I received an e-mail today from my friend Matt with the subject line "I wish I could punch this guy." After reading the article to which he linked, I couldn't agree more. In fact, I'd hold him down as Matt kicked him, then I'd call others over, have them read the article, and hold him down while they kicked him, too.
To sum it up, Phil Rogers attempts to make a case for John Lackey to be in the top 3 in the Cy Young voting. The merits of being top 3 and not the Cy Young aside, I can't really argue with Lackey being #3. But Rogers attempts to knock Beckett out of the top 3, and his reasoning is about as flimsy as they come (italics mine for emphasis):
For the sake of argument, I put together a simple formula to compare the top four Cy Young vote-getters. It ranks them among each other in victories, losses, ERA, innings and strikeouts. Because I think ERA is the most important, I've given it twice the weight. That formula gives Sabathia a slight edge over Lackey and a significant edge over Beckett and Carmona, who would be tied for third.
Rogers then goes on to suggest that he could make a case for weighing ERA three times as much as everything else, which would knock Beckett to fourth in the rankings. As Matt said in his e-mail to me, "Evidently K/9 or WHIP don't matter. I laughed when he suggested weighing ERA three times as much as the other stats. Why don't we weigh starts at Jacobs Field or players over 300 pounds?"
Kids, if you're just learning the game of baseball, you need to know that victories and losses are the most overrated statistics for pitchers. ERA is also overrated, to a point. K/9 is the one statistic that is attributable almost solely to the pitcher, so it seems to be the most obviously important statistic that Rogers forgets, setting aside all the sabrmetric stats that I won't even get into, like WARP3, VORP, etc.

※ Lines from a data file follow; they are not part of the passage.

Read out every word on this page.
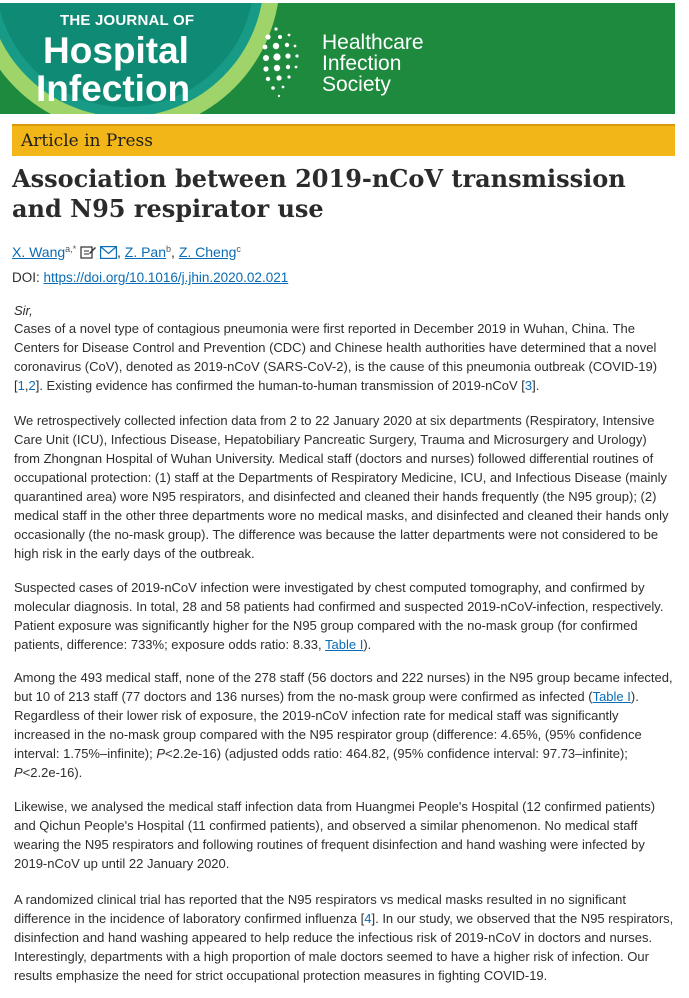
THE JOURNAL OF
Hospital
Infection
Healthcare
Infection
Society
Article in Press
Association between 2019-nCoV transmission and N95 respirator use
X. Wang$^{a,*}$	, Z. Pan$^b$, Z. Cheng$^c$
DOI: https://doi.org/10.1016/j.jhin.2020.02.021
Sir,

Cases of a novel type of contagious pneumonia were first reported in December 2019 in Wuhan, China. The Centers for Disease Control and Prevention (CDC) and Chinese health authorities have determined that a novel coronavirus (CoV), denoted as 2019-nCoV (SARS-CoV-2), is the cause of this pneumonia outbreak (COVID-19) [1,2]. Existing evidence has confirmed the human-to-human transmission of 2019-nCoV [3].

We retrospectively collected infection data from 2 to 22 January 2020 at six departments (Respiratory, Intensive Care Unit (ICU), Infectious Disease, Hepatobiliary Pancreatic Surgery, Trauma and Microsurgery and Urology) from Zhongnan Hospital of Wuhan University. Medical staff (doctors and nurses) followed differential routines of occupational protection: (1) staff at the Departments of Respiratory Medicine, ICU, and Infectious Disease (mainly quarantined area) wore N95 respirators, and disinfected and cleaned their hands frequently (the N95 group); (2) medical staff in the other three departments wore no medical masks, and disinfected and cleaned their hands only occasionally (the no-mask group). The difference was because the latter departments were not considered to be high risk in the early days of the outbreak.

Suspected cases of 2019-nCoV infection were investigated by chest computed tomography, and confirmed by molecular diagnosis. In total, 28 and 58 patients had confirmed and suspected 2019-nCoV-infection, respectively. Patient exposure was significantly higher for the N95 group compared with the no-mask group (for confirmed patients, difference: 733%; exposure odds ratio: 8.33, Table I).

Among the 493 medical staff, none of the 278 staff (56 doctors and 222 nurses) in the N95 group became infected, but 10 of 213 staff (77 doctors and 136 nurses) from the no-mask group were confirmed as infected (Table I). Regardless of their lower risk of exposure, the 2019-nCoV infection rate for medical staff was significantly increased in the no-mask group compared with the N95 respirator group (difference: 4.65%, (95% confidence interval: 1.75%–infinite); P<2.2e-16) (adjusted odds ratio: 464.82, (95% confidence interval: 97.73–infinite); P<2.2e-16).

Likewise, we analysed the medical staff infection data from Huangmei People's Hospital (12 confirmed patients) and Qichun People's Hospital (11 confirmed patients), and observed a similar phenomenon. No medical staff wearing the N95 respirators and following routines of frequent disinfection and hand washing were infected by 2019-nCoV up until 22 January 2020.

A randomized clinical trial has reported that the N95 respirators vs medical masks resulted in no significant difference in the incidence of laboratory confirmed influenza [4]. In our study, we observed that the N95 respirators, disinfection and hand washing appeared to help reduce the infectious risk of 2019-nCoV in doctors and nurses. Interestingly, departments with a high proportion of male doctors seemed to have a higher risk of infection. Our results emphasize the need for strict occupational protection measures in fighting COVID-19.
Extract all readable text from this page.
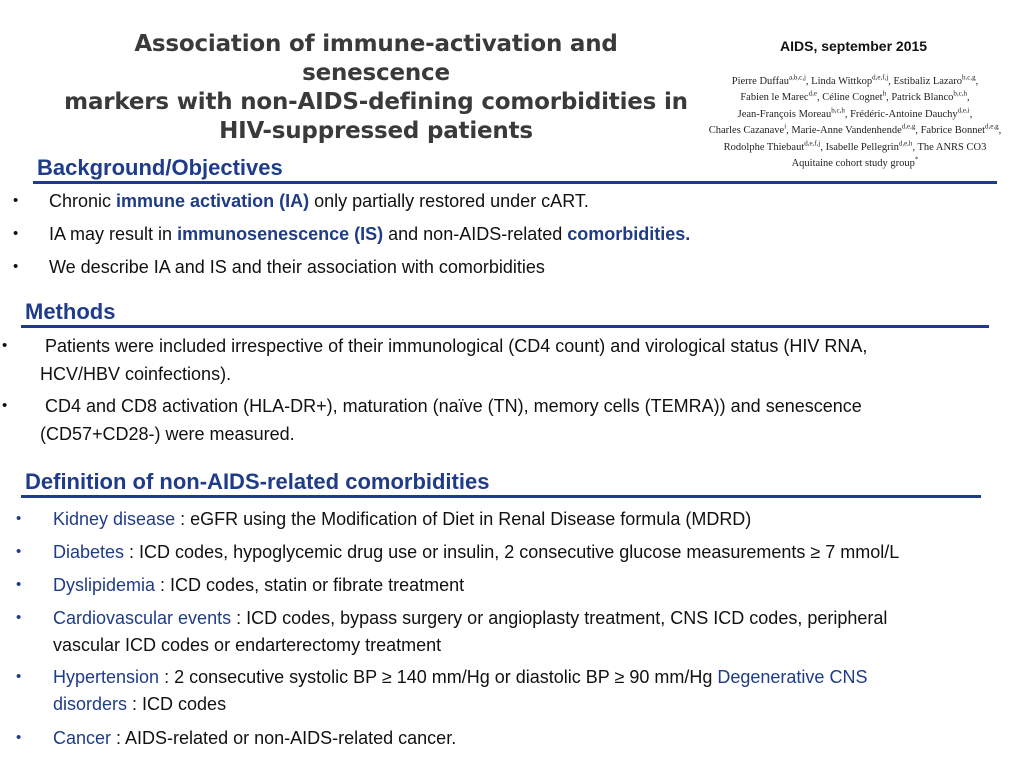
Association of immune-activation and senescence
markers with non-AIDS-defining comorbidities in
HIV-suppressed patients
AIDS, september 2015
Pierre Duffau$^{a,b,c,j}$, Linda Wittkop$^{d,e,f,j}$, Estibaliz Lazaro$^{b,c,g}$,
Fabien le Marec$^{d,e}$, Céline Cognet$^h$, Patrick Blanco$^{b,c,h}$,
Jean-François Moreau$^{b,c,h}$, Frédéric-Antoine Dauchy$^{d,e,i}$,
Charles Cazanave$^i$, Marie-Anne Vandenhende$^{d,e,g}$, Fabrice Bonnet$^{d,e,g}$,
Rodolphe Thiebaut$^{d,e,f,j}$, Isabelle Pellegrin$^{d,e,h}$, The ANRS CO3
Aquitaine cohort study group*
Background/Objectives
• Chronic immune activation (IA) only partially restored under cART.
• IA may result in immunosenescence (IS) and non-AIDS-related comorbidities.
• We describe IA and IS and their association with comorbidities
Methods
• Patients were included irrespective of their immunological (CD4 count) and virological status (HIV RNA,
HCV/HBV coinfections).
• CD4 and CD8 activation (HLA-DR+), maturation (naïve (TN), memory cells (TEMRA)) and senescence
(CD57+CD28-) were measured.
Definition of non-AIDS-related comorbidities
• Kidney disease : eGFR using the Modification of Diet in Renal Disease formula (MDRD)
• Diabetes : ICD codes, hypoglycemic drug use or insulin, 2 consecutive glucose measurements ≥ 7 mmol/L
• Dyslipidemia : ICD codes, statin or fibrate treatment
• Cardiovascular events : ICD codes, bypass surgery or angioplasty treatment, CNS ICD codes, peripheral
vascular ICD codes or endarterectomy treatment
• Hypertension : 2 consecutive systolic BP ≥ 140 mm/Hg or diastolic BP ≥ 90 mm/Hg Degenerative CNS
disorders : ICD codes
• Cancer : AIDS-related or non-AIDS-related cancer.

Like a lot of writers, Phil Rogers - who writes for the Chicago Tribune, by the way - is probably jealous of all the success our teams have had and he feels the need to attack our successful players. I'd never read a Phil Rogers article before because, as I recall, he tends to write about obscure minor leaguers who never pan out, and that bores me.
And speaking of stupid baseball fans and writers, I found some David Eckstein gems today and e-mailed them to FJM because they hate Eckstein much more than I do and are much funnier than I. Naturally, they jumped right on the opportunity and spewed their typical bile-filled hatred at Buster Olney, who is actually one of my favorite baseball writers, and ESPN.com readers.